0

No land


A wish ..., originally uploaded by blurredfoto / Aron.

Epey süre düşündüm, nedir diye. Ve nasıl olur da, bu şekilde olur.

Durup dururken seni beklemediğin bir anda, alakasız bir yerde, mesela saçmasapan bir filmin ilgisiz bir sahnesinde yakalar. Daha evvel defalarca duyduğun bir şarkıdır, veya kulağına çalınmış bir melodi, ya da bir yerlerde muhakkak tanışmış olduğun bir şiirin dizesi. Ve kısacık bir anda; gözlerinde tuhaf bir ıslaklık bırakarak, en az geldiği kadar ani ve gizli kapaklı bir biçimde, gider- nereden damladığını anlayamazsın bile. Derler ya, sanki içinden şeytan geçmiştir. Ya da bulut demek daha doğrudur belki.

Sonra bakarsın, ilgisiz, alakasız, saçmasapan sandığın şey aslında son derece ilgili, alakalı ve anlaşılırdır. Sadece, onun içinde ateşlediği fitilin ucunu bulmanla gözlerini silmen arasında geçen süre standardın biraz üzerindedir, o kadar.

Oraya uzanırsa kolun eğer, o kadar dip bucağa erişebilirsen şayet, göz yaşının şıpladığı tabana neyin çöreklendiğini de görüsün. Gelir eline. Kokusu, tadı, dokusu her defasında farklı olsa da; yalnızca bir tane adı vardır; ve hiç değişmez. Teslim olmak. Teslim olmak, hayattaki en tatlı huzurdur aslında.

Sonra düşünürsün. Ölüm teslimiyetlerin sonuncusu değilse, nedir? Ve ölene kadar, sıkılmadan yorulmadan teslim olmaya adanmışızdır. Ve her teslim oluşu iple çekeriz, çoğu zaman bunu anlamadan. Hatta tam aksini düşünerek. Aksi değilse de, başka bir türlüsünü sanarak.
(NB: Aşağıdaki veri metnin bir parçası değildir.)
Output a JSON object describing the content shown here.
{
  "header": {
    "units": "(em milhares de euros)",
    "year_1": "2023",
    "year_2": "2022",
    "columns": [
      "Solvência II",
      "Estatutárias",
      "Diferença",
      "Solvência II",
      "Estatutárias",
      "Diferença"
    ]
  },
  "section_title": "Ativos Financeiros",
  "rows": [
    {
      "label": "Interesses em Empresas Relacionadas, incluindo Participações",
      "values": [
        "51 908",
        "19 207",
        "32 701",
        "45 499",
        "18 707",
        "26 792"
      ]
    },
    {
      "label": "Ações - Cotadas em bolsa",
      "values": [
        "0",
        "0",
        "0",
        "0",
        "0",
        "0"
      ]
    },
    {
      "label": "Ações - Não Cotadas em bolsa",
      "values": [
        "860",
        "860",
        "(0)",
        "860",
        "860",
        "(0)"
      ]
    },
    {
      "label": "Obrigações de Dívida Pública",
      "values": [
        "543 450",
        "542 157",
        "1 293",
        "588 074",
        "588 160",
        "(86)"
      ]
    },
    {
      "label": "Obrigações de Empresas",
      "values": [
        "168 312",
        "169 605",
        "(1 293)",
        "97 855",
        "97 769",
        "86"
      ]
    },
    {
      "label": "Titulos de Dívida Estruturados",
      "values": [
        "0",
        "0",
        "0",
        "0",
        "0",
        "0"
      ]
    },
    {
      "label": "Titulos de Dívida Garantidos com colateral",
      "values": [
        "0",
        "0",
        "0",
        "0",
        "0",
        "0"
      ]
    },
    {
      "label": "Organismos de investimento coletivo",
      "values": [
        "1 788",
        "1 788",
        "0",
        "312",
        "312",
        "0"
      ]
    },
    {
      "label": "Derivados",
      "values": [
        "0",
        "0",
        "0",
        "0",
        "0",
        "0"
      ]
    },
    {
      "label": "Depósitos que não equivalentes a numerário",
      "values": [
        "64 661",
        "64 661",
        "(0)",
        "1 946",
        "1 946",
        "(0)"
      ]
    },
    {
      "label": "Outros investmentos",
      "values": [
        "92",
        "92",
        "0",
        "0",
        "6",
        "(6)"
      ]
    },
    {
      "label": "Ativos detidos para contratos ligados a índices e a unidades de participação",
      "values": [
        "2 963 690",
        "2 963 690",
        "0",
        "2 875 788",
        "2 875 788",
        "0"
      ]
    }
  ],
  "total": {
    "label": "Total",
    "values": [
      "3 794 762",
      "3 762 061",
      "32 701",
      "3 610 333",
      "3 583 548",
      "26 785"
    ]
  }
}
Aşık olduğumuzu sanırız mesela, gönül bir asi duruşa, ısrarlı bir bakışa, bir hesapsız harekete düşüverir. Bir filmde bir adam bir kadını tutar çeker kolundan, anlamsız kalabalığın zorlama salınımlar içinde oradan oraya sürüklendikleri izbe dans pistinden kurtulmuştur kadın; mest olmuş bakakalırız. Allahım ne aşk. Nasıl bir tutku! Her birimiz tek tek dibini düşürerken, en azından bir anlığına, böylesi bir heyecan tufanına kapılıp gitmek için; aslında dua etmekteyizdir, o görünmez el tutup her birimizi kendi yığınından çekip alsın, üzerindeki tozu üflesin ve boş bir rafa kaldırsın diye.

Aslında tutkuyu ve heyecanı değil; tutkuyla ve heyecanla huzur ve güven dolmayı isteriz. Hep. Bir süs biblosu kadar çekimser, kayıtsız ve edilgen olabilmeyi; hayatta bu seçeneğe sahip olabilmeyi dileriz. Yorulduğumuzda, sandalı kıyıya çekip düşünmeden teslim bayrağını çekebilmeyi ...

Ama bazen kıyı uzaktadır. Görünürden kaybolup gitmiştir. Ve uçsuz bucaksız denizin ortasında olup, orada kalmak gerekir işte; sandalı da, kıyıyı da, bayrağı da görebilmek için.